He Came Home at Midnight and Saw Who Touched His Comatose Wife-eirian

At 11:47 p.m., the house smelled like rubbing alcohol, old pine, and the faint hot-plastic breath of machines that had become part of our marriage.

I used to hate that smell.

After six years, I knew it the way some men know their wife’s perfume, or the soap on her neck, or the clean laundry scent on the pillow they share.

Image

Bree and I had been married eight years when the accident happened, though for the last six of them, marriage had looked like a hospital bed in the room that used to be her office.

We bought the house because she wanted the old pine trim.

She said new houses felt like they had not decided who they were yet.

This one creaked in the winter, smelled of dust when the heat kicked on, and had one bedroom window that faced the maple tree she swore would turn red before any other tree on the block.

It was through that same window that I later saw the thing I still wake up remembering.

The night of the accident began with a late dinner on Commercial Street.

It was foggy, the kind of wet fog that turns streetlights into soft circles and makes everything look forgiven before anything has been.

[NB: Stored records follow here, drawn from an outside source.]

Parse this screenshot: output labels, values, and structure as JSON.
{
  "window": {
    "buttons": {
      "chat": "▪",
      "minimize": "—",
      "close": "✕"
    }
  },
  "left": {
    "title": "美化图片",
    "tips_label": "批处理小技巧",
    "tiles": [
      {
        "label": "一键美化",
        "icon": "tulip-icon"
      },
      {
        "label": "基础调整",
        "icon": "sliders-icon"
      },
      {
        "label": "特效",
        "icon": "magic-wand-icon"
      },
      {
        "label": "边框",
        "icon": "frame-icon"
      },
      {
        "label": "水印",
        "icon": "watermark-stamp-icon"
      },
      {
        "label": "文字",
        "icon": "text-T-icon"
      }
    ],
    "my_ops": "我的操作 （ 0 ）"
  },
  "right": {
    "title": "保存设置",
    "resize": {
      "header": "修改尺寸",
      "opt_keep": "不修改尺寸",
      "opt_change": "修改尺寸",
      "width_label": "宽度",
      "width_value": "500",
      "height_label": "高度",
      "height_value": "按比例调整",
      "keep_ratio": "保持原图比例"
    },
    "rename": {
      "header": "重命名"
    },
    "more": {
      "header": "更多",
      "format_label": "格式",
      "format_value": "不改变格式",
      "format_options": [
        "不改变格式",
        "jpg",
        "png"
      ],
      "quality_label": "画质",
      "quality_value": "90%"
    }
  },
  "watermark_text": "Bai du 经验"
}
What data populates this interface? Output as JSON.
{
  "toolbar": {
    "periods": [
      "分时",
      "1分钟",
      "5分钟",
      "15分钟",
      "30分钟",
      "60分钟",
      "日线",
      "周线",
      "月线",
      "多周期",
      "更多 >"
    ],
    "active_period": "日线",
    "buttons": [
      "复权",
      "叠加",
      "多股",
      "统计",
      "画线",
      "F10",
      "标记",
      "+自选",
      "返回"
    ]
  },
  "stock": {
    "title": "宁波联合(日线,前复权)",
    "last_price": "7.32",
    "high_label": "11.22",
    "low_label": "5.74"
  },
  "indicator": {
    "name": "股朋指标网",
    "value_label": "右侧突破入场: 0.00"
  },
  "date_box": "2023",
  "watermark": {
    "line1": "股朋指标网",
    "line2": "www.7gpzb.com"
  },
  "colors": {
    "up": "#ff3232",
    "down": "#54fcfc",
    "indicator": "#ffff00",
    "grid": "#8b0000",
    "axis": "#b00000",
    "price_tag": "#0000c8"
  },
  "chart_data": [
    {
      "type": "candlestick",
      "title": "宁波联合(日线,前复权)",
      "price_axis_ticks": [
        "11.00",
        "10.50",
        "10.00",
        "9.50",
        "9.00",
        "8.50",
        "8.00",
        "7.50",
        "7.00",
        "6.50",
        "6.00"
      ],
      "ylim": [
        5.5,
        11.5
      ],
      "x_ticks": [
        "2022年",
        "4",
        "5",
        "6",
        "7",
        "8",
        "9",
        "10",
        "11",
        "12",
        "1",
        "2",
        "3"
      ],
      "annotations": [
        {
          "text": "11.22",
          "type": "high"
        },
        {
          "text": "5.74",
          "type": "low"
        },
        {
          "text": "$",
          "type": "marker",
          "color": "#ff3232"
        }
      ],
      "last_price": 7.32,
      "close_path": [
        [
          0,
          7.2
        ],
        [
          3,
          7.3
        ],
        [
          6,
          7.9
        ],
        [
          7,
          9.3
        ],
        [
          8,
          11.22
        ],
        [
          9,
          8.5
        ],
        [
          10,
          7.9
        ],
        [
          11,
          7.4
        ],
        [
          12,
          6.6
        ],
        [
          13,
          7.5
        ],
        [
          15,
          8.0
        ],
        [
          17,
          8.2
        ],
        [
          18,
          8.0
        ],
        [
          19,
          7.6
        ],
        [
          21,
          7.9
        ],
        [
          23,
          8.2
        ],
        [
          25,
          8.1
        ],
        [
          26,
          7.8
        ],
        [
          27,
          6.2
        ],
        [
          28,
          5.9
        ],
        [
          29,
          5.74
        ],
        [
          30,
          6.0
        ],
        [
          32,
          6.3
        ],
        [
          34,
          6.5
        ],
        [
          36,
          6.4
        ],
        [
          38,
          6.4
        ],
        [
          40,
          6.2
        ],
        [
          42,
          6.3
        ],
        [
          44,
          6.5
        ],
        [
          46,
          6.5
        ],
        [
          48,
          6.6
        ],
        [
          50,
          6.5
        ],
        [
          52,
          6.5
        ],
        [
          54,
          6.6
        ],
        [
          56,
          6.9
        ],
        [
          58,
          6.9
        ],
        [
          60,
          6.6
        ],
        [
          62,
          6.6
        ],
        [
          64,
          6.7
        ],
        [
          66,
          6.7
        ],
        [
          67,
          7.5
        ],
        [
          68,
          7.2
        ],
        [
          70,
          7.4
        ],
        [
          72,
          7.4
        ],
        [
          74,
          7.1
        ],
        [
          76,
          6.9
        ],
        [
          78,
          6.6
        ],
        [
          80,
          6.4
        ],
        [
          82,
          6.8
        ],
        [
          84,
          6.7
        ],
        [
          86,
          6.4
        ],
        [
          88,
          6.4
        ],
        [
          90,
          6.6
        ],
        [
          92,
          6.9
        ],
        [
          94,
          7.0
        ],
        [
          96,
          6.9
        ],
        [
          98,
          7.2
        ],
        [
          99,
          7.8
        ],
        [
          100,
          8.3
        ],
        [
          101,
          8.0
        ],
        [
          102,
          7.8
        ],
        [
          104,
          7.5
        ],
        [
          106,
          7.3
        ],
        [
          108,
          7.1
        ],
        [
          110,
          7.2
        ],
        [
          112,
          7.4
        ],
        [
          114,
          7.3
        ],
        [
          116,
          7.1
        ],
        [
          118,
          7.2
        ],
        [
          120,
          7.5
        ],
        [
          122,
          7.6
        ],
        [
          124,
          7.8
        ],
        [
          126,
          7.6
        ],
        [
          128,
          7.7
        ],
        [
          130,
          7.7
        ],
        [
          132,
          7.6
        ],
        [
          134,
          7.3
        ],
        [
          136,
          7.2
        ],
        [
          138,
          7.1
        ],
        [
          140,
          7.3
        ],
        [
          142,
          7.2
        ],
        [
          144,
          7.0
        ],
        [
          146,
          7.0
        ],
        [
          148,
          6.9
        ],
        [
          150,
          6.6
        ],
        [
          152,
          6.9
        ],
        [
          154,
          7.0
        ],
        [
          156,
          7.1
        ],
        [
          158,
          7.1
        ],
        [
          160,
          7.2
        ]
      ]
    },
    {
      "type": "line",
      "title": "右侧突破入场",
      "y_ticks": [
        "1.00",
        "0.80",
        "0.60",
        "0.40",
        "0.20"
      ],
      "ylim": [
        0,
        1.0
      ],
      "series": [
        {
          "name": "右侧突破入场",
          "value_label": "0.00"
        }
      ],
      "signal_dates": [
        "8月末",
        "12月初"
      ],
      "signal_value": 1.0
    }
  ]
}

Bree and I argued on the way home.

Not screaming.

Not hatred.

Just two tired people pulling at the same knot from opposite sides.

She wanted to move closer to her job because the commute was wearing her down.

I wanted to keep the house because I had poured too much sweat, money, and hope into it to admit we had chosen wrong.

The last clear thing I remember her saying was, “Matthew, I am not asking you to lose. I am asking you to hear me.”

Then headlights came from the side.

The horn was too close.

The car spun with that weightless, sickening slide that makes your stomach understand before your mind does.

When metal hit metal, it sounded like someone folding a ladder in half.

I woke up in St. Agnes Medical Center with stitches in my scalp and a nurse telling me not to move.

Bree did not wake up at all.

First, they said coma.

Then they said persistent vegetative state.